(「Wikipedia」より)
2012年12月中旬。東京都の経団連会館で開かれた東芝の記者懇親会。ある役員は記者たちにこうささやいた。「ダメな者同士が結婚しても、どうしようもない。あれは……ありえない枠組みですよ」
懇親会の直前には、資金繰り悪化に苦しむルネサスへの産業革新機構やトヨタ自動車などの出資が決定。ルネサス再建の枠組みが見えてきたことで、懇親会でも業界の最大の焦点だったシステムLSI再編が話題に上がったが、3社への合流の可能性を東芝役員陣は完全に否定したわけだ。

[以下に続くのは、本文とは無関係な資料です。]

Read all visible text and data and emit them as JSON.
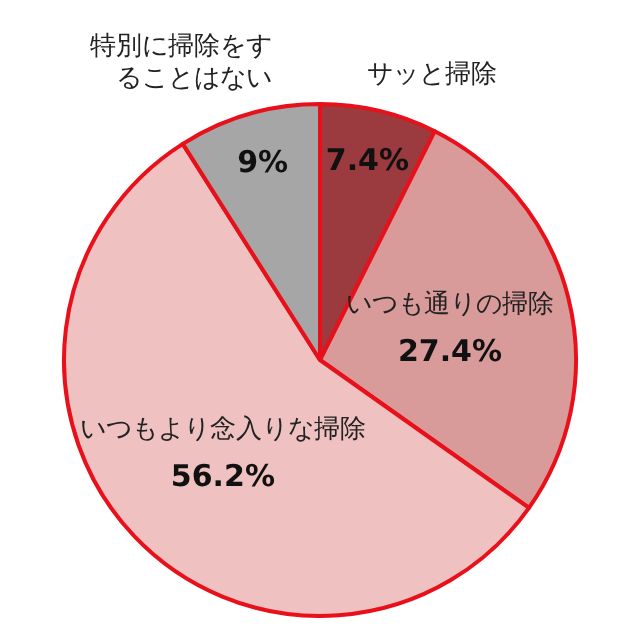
{
  "chart_data": {
    "type": "pie",
    "categories": [
      "サッと掃除",
      "いつも通りの掃除",
      "いつもより念入りな掃除",
      "特別に掃除をすることはない"
    ],
    "values": [
      7.4,
      27.4,
      56.2,
      9
    ],
    "colors": [
      "#9b3a3f",
      "#d99a9a",
      "#efc1c1",
      "#a6a6a6"
    ],
    "value_labels": [
      "7.4%",
      "27.4%",
      "56.2%",
      "9%"
    ],
    "legend": false
  }
}
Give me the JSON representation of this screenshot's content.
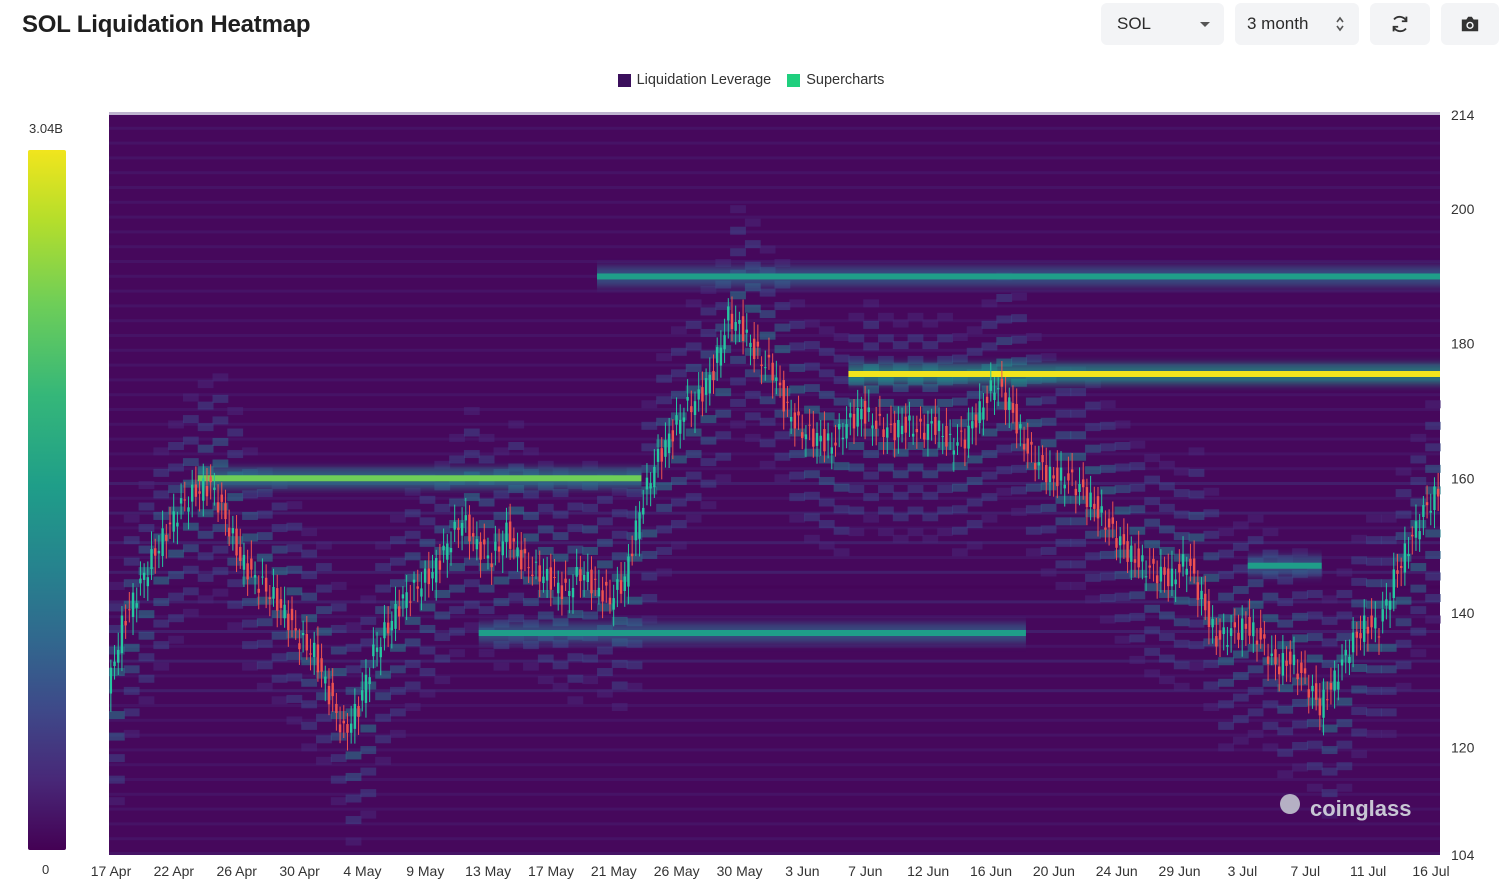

参加した記者からは「(東芝が)取り残されるのでは」との質問もあったが、担当役員からは「航空業界ならば、あっちはJAL、こっちはANAかな」など、冗談でかわす「余裕」すら見せたほどだ。
●東芝も計算違い
東芝にとってシステムLSIは頭が痛い事業。まさに「放蕩息子」。ほかの日本勢と同じく、DRAMで敗北した90年代末、複数の機能を1チップ化したシステムLSIで巻き返しを狙ったが、これが完全な計算違いだった。
東芝の元社員は、こう振り返る。
「システムLSIは汎用品のメモリーと異なり、顧客の要求に応じて設計開発する。そのため、規模の勝負になりにくく、日本企業に勝機があると見えた。ただ、顧客の要求に応えていたら、製品点数が膨大に膨らんだ。先端工場をつくるには数千億円の投資が必要だが、多品種少量生産のため、ビジネスとしてはまったく儲けられないモデルになってしまった」
不採算体質であることは明白で、2000年代初頭から、業界では再編話が何度も持ち上がった。だが、「経営体力がへたにあったため、各社譲らず、まとまる話もまとまらなかった」(東芝元社員)。
結局、2008年のリーマンショック後に赤字出血が止まらなくなり、重い腰を上げざるを得ない状況にまで追い込まれた。前出の元社員は語る。
「当時の西田厚聰社長(現会長)は、システムLSIの分社化に躍起になっていました。他社と合弁をつくることで、本体への業績への影響を抑えたかったのです。実際、旧NECエレクトロニクス(現ルネサス)や富士通に話を持ち込んだのは有名な話。ただ、西田さんは分社後も主導権を握りたがったために、話はまとまりませんでしたが」
結局、旧NECエレは旧ルネサステクノロジを相手に選び、2010年にルネサスエレクトロニクスが誕生したのは周知の通りだ。
●システムLSI事業、事実上の開店休業の時期も
リーマンショック後の景気の持ち直しで赤字幅は減少したものの、東芝にとってシステムLSIが懸念事業であることには変わりない。巨額投資で生産設備を増強したが、顧客である日本の家電メーカーの不振などもあり、「事実上、開店休業状態の時期もあった」(東芝関係者)。固定費だけが重くのしかかった。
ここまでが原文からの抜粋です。